Suit Jacket: Since a suit is essentially the most expensive investment you will be making toward a new job, it pays to get your money’s worth. A navy suit will work harder than the other suits in the closet because the jacket can double as a blue blazer, giving you a greater return on your investment.
ALIGNMENT: If the buttons on the jacket don’t align when closed, it may not fit properly.
POCKETS: The best way to ensure that the suit pockets don’t bulge out? Don’t open them.
WAIST: Even if you want to wear suspenders, always get a suit with belt loops.
PLEATS VS. FLAT: Pleated pants may be better suited for larger men, but flat-front trousers will be more slimming.
REAR VIEW: Have a tailor check to make sure the seat isn’t too snug or too baggy.

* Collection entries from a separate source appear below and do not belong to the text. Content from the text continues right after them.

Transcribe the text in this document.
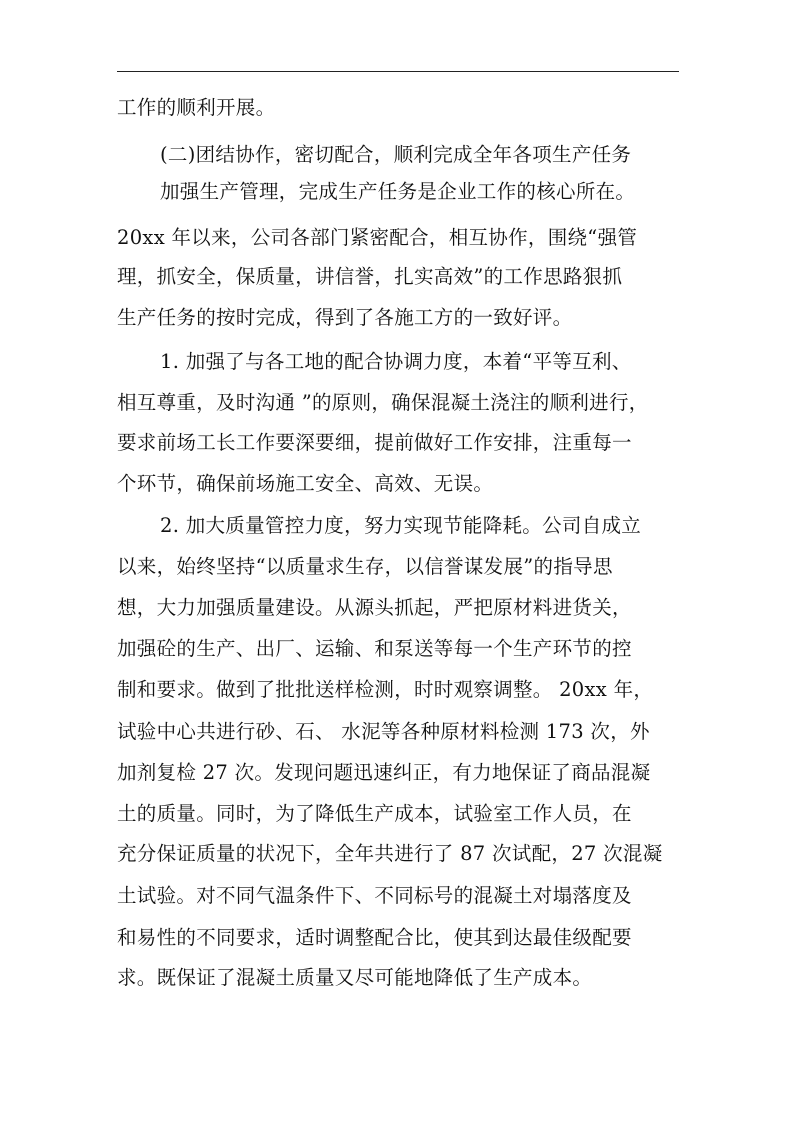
工作的顺利开展。
(二)团结协作，密切配合，顺利完成全年各项生产任务
加强生产管理，完成生产任务是企业工作的核心所在。
20xx 年以来，公司各部门紧密配合，相互协作，围绕“强管
理，抓安全，保质量，讲信誉，扎实高效”的工作思路狠抓
生产任务的按时完成，得到了各施工方的一致好评。
1. 加强了与各工地的配合协调力度，本着“平等互利、
相互尊重，及时沟通 ”的原则，确保混凝土浇注的顺利进行，
要求前场工长工作要深要细，提前做好工作安排，注重每一
个环节，确保前场施工安全、高效、无误。
2. 加大质量管控力度，努力实现节能降耗。公司自成立
以来，始终坚持“以质量求生存，以信誉谋发展”的指导思
想，大力加强质量建设。从源头抓起，严把原材料进货关，
加强砼的生产、出厂、运输、和泵送等每一个生产环节的控
制和要求。做到了批批送样检测，时时观察调整。 20xx 年，
试验中心共进行砂、石、 水泥等各种原材料检测 173 次，外
加剂复检 27 次。发现问题迅速纠正，有力地保证了商品混凝
土的质量。同时，为了降低生产成本，试验室工作人员，在
充分保证质量的状况下，全年共进行了 87 次试配，27 次混凝
土试验。对不同气温条件下、不同标号的混凝土对塌落度及
和易性的不同要求，适时调整配合比，使其到达最佳级配要
求。既保证了混凝土质量又尽可能地降低了生产成本。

As important as wearing the suit is to a man, a shirt and tie allow him to express his individuality. Select a shirt that sends the best message about who you are.
WHITE DRESS SHIRT
KEY POINTS: Straight collar of medium length.
Button cuffs. Broadcloth.
There is on occasion for which a white shirt is inappropriate. It goes with everything from a sport jacket to khakis to jeans, and when paired with a suit it sends just the right message: Neat and efficient. A white shirt with this collar works with any face shape and any coloring, but it will all be in vain if it isn’t cleaned and pressed properly.
BLUE DRESS SHIRT
KEY POINTS: Straight collar of medium length. Button cuffs. Made of end-on-end cotton, which faintly shows the cross-stitch weave. Like a white shirt, blue is an all-purpose choice. And in some ways it may be better. Whereas white may reveal certain conformity, a blue dress shirt signals that you are your own man, Once again, keep it clean and pressed, and wear a white T-shirt underneath to keep it dry.
Perhaps nothing signals a man’s individuality more than a tie. In theory, you could wear the same suit and shirt every day-don’t-but by changing ties, it would all look new. And yet, men often get tied up in knots trying to decide what to buy.
BLUE PATTERNED SILK NECKITE
A good rule to follow is this: The bolder the design, the bolder the personality.
So be careful not to overpower someone with a wild pattern. A small, simple pattern a check, a dot, etc. is ideal. A tie with various blues in it may be the most versatile as you start to build your wardrobe.
STRIPED SILK NECKITE
A preppy classic, the striped belongs in every man’s closet. The downward pattern and often bold colors can give a great lift to an otherwise staid outfit. Choose a striped tie with some navy red, green, or various shades in that range.